Author David Thomson will introduce the Jennings tribute at the MH de Young Museum, and it will be followed up by a screening of Sergei Loznitsa's award-winning Blockade, to be introduced by program curator Tom Luddy. Blockade is a found footage portrait of Leningrad during the 900-day siege in WWII that saw the death of over half a million citizens, mostly from starvation. The footage was pulled from newsreels found in the archives of the St Petersburg Studio of Documentary Film and is accompanied by a recreated, realistic soundscape. Over a long hour, Loznitsa strings together the disturbing reality of a city slowly crumbling into snow, starvation and the numb acceptance of a daily madness that has become almost mundane. Also screening at the de Young will be the other non-WWII film of the series, Bertrand Tavernier's documentary on the French-Algerian "conflict," The Undeclared War.
To end at the beginning, Witness to War will kick off with a high profile event featuring a filmmaker whose popular techniques have changed the landscape of documentary form and who is especially notable for his unique ability to reach the masses through non-fiction filmmaking. He is, of course, the great Ken Burns, creator of what is now officially known in video editing software as the "Ken Burns Effect," the use of a slow pan or zoom on a still image to lend it drama. Burns will present a 90-minute compilation from his new seven-part series on WWII, The War, followed by an onstage conversation at the Castro Theatre tonight. On Friday night, he ventures over to the Premier Theater (at the Letterman Digital Arts Center) to present The War: Part 1 in its entirety.
It should also be noted that there will be an accompanying exhibition at the SFSU Fine Arts Gallery, Witness to War: Revisiting Vietnam in Contemporary Art, which will be open through March 15.
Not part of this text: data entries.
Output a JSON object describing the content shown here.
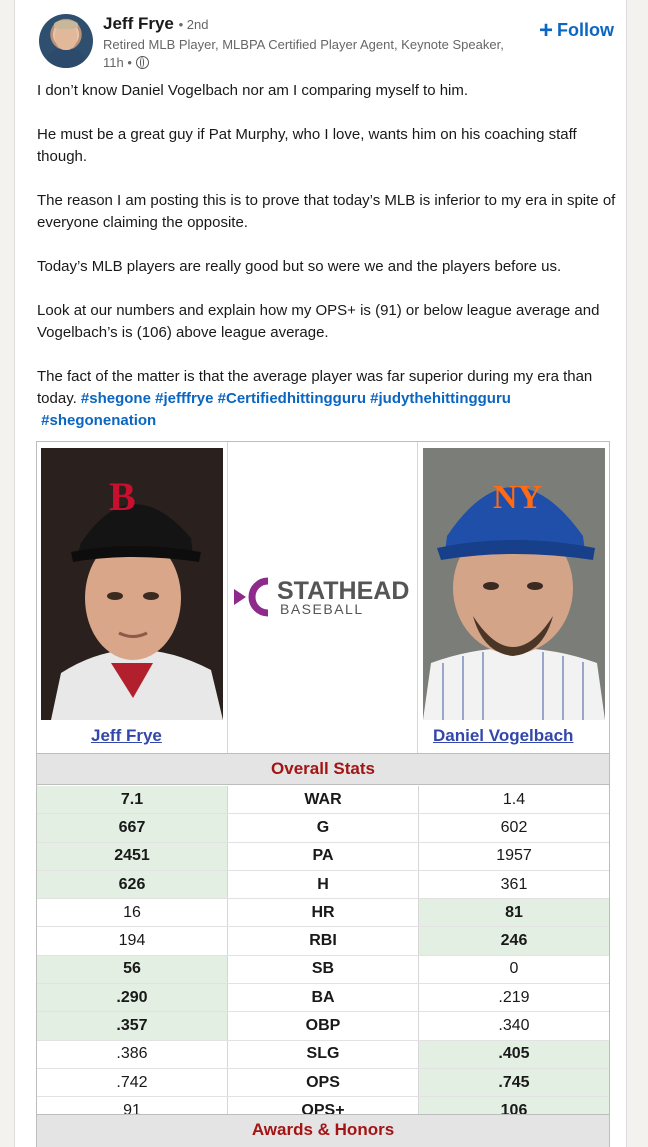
{
  "author": {
    "name": "Jeff Frye",
    "degree": "• 2nd",
    "headline": "Retired MLB Player, MLBPA Certified Player Agent, Keynote Speaker,",
    "time": "11h •"
  },
  "follow_label": "Follow",
  "post": {
    "paragraphs": [
      "I don’t know Daniel Vogelbach nor am I comparing myself to him.",
      "He must be a great guy if Pat Murphy, who I love, wants him on his coaching staff though.",
      "The reason I am posting this is to prove that today’s MLB is inferior to my era in spite of everyone claiming the opposite.",
      "Today’s MLB players are really good but so were we and the players before us.",
      "Look at our numbers and explain how my OPS+ is (91) or below league average and Vogelbach’s is (106) above league average.",
      "The fact of the matter is that the average player was far superior during my era than today."
    ],
    "hashtags": [
      "#shegone",
      "#jefffrye",
      "#Certifiedhittingguru",
      "#judythehittingguru",
      "#shegonenation"
    ]
  },
  "comparison": {
    "logo_top": "STATHEAD",
    "logo_bottom": "BASEBALL",
    "player_left": "Jeff Frye",
    "player_right": "Daniel Vogelbach",
    "section_overall": "Overall Stats",
    "section_awards": "Awards & Honors",
    "rows": [
      {
        "stat": "WAR",
        "left": "7.1",
        "right": "1.4",
        "winner": "left"
      },
      {
        "stat": "G",
        "left": "667",
        "right": "602",
        "winner": "left"
      },
      {
        "stat": "PA",
        "left": "2451",
        "right": "1957",
        "winner": "left"
      },
      {
        "stat": "H",
        "left": "626",
        "right": "361",
        "winner": "left"
      },
      {
        "stat": "HR",
        "left": "16",
        "right": "81",
        "winner": "right"
      },
      {
        "stat": "RBI",
        "left": "194",
        "right": "246",
        "winner": "right"
      },
      {
        "stat": "SB",
        "left": "56",
        "right": "0",
        "winner": "left"
      },
      {
        "stat": "BA",
        "left": ".290",
        "right": ".219",
        "winner": "left"
      },
      {
        "stat": "OBP",
        "left": ".357",
        "right": ".340",
        "winner": "left"
      },
      {
        "stat": "SLG",
        "left": ".386",
        "right": ".405",
        "winner": "right"
      },
      {
        "stat": "OPS",
        "left": ".742",
        "right": ".745",
        "winner": "right"
      },
      {
        "stat": "OPS+",
        "left": "91",
        "right": "106",
        "winner": "right"
      }
    ]
  },
  "colors": {
    "accent": "#0a66c2",
    "player_link": "#3347ab",
    "section_title": "#a31515",
    "highlight": "#e3efe3",
    "logo_purple": "#8e2a8b"
  }
}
It's quite a weekend for San Francisco audiences. Beyond the Witness to War series, the 4th Annual San Francisco Irish Film Festival will take over the Roxie Film Center, also starting tonight and running through the weekend, with a special free screening of Cannes-winner The Wind that Shakes the Barley on March 7 at the Lumiere.
It's going to be a very diverse festival playing host to a whole slew of cinema-friendly formats. On Friday night, there will be a shorts program (with free Magner's Irish Cider) followed by Irish Telly Night. Then on Saturday, a silent matinee, Irish Destiny, will screen before Irish TV Night Program 2 and a feature presentation, the popular comedy Man About Dog. John Carney's Bachelors Walk will screen during the second TV night; the SF Irish Film festival will be co-presenting Carney's latest film, Once, a recent Sundance winner, at the San Francisco International Film Festival in April.
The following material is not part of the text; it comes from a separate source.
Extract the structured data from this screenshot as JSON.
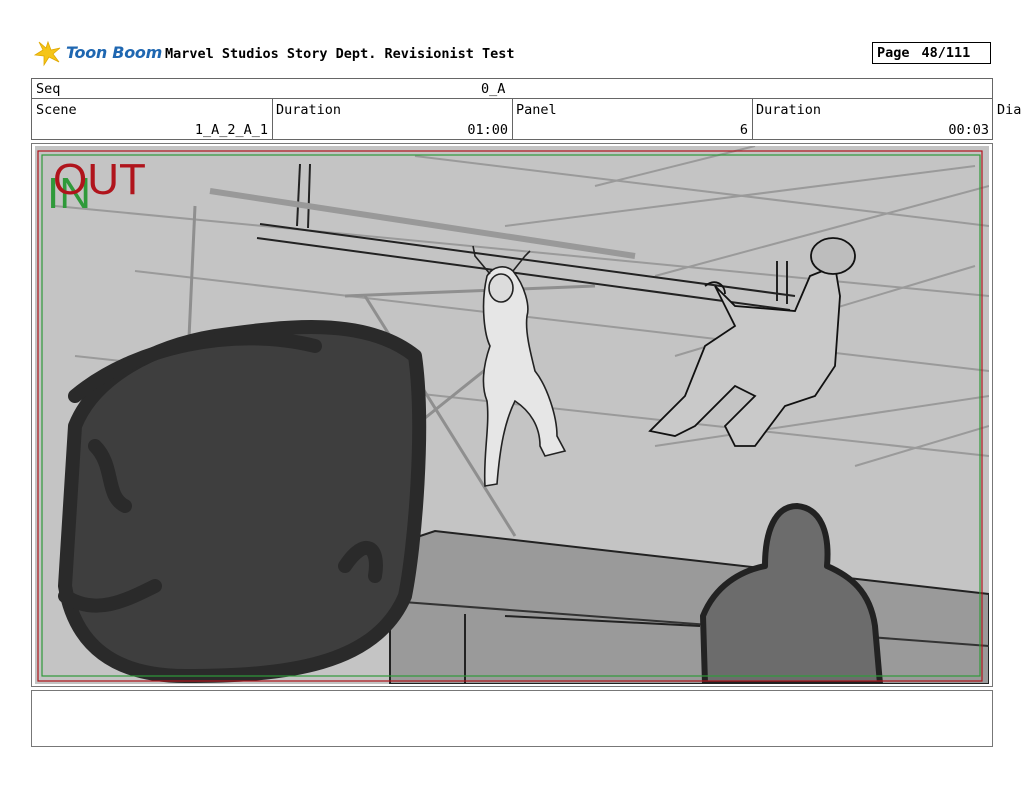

Sunday is for contemplation and will see a rounding out of the weekend events with a slate of docs and a Gay Cinema program. Free tickets for The Wind that Shakes the Barley will be available from the Roxie box office throughout the festival.
Posted by dwhudson at March 1, 2007 7:28 AM
Comments
What a terrific read. It seems somehow fitting to see Jennings and Longley placed next to each other.
And thanks for the heads-up on Once at the upcoming SFIFF. It's one I had to miss at Sundance but am glad to have another chance to see soon.